Using Metadata to validate data

Since metadata describes the format of the data and where to find it on disk, it is used by the NITE software to validate the data as it is loaded and edited. This sort of direct validation is useful, but we also provide schema validation of data using a schema derived automatically from the metadata (via a stylesheet).

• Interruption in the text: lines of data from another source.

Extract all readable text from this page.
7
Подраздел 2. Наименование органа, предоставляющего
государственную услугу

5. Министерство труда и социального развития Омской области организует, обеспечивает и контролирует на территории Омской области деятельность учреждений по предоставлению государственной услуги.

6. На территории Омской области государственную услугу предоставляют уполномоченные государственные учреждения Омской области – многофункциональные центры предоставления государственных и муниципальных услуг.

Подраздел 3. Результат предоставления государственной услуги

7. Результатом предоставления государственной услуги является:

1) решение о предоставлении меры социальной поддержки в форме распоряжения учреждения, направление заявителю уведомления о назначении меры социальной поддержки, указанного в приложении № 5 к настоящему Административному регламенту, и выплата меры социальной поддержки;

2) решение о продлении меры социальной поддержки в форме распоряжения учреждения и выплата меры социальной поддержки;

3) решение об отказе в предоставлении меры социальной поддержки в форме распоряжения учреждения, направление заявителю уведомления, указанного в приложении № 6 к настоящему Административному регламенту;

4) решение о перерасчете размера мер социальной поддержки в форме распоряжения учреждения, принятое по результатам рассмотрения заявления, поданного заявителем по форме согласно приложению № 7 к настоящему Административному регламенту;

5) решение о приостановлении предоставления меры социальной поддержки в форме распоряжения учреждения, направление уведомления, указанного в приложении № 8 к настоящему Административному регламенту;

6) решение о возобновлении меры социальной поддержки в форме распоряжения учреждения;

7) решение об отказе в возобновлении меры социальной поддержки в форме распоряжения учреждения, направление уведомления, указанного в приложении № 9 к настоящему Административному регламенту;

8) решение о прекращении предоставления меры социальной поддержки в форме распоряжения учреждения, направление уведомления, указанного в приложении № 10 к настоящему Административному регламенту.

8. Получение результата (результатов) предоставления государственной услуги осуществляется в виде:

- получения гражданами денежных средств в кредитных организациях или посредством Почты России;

Assuming you have already downloaded and installed NOM, you already have the schema-generating stylesheet (it's in the lib directory). Armed with this and a stylesheet processor (xalan is also in the NOM distribution), you can run this command on your metadata file:

java org.apache.xalan.xslt.Process -in <your-metadata> -xsl generate-schema.xsl -out extension.xsd

If you have a schema validator (I use xsv) you are now ready to validate some data files. Try putting these declarations:

xmlns:xsi="http://www.w3.org/2001/XMLSchema-instance"
xsi:noNamespaceSchemaLocation="extension.xsd"
			

in the root element of your data file and then execute:

xsv <your-file>

One of the major reasons behind this approach to schema validation is that we can validate data that is either a single file "as-serialized" by NITE, or files that have been transformed to replace their nite:child elements with the pointed-to elements recursively, and also replacing pointers with their actual elements. This is useful for validating the types of elements that can be children of a specific element and pointed to by that element. In this way an entire corpus could be schema validated. You have a stylesheet that does this transformation in the lib directory of your NOM distribution.

If this all seems rather involved, and your data already loads into the NOM, the program PrepareSchemaValidation.java will make a new directory for you which is fully ready for schema validation.

Validation limitations

  • all stream elements must be named nite:root;

  • all ID, Start and End time attributes must use the NITE default names: nite:id, nite:start and nite:end.

  • all children and pointers must use XLink / XPointer style links.

  • stream elements will be permitted to contain inadvisably mixed elements (so long as all those elements are valid and defined themselves)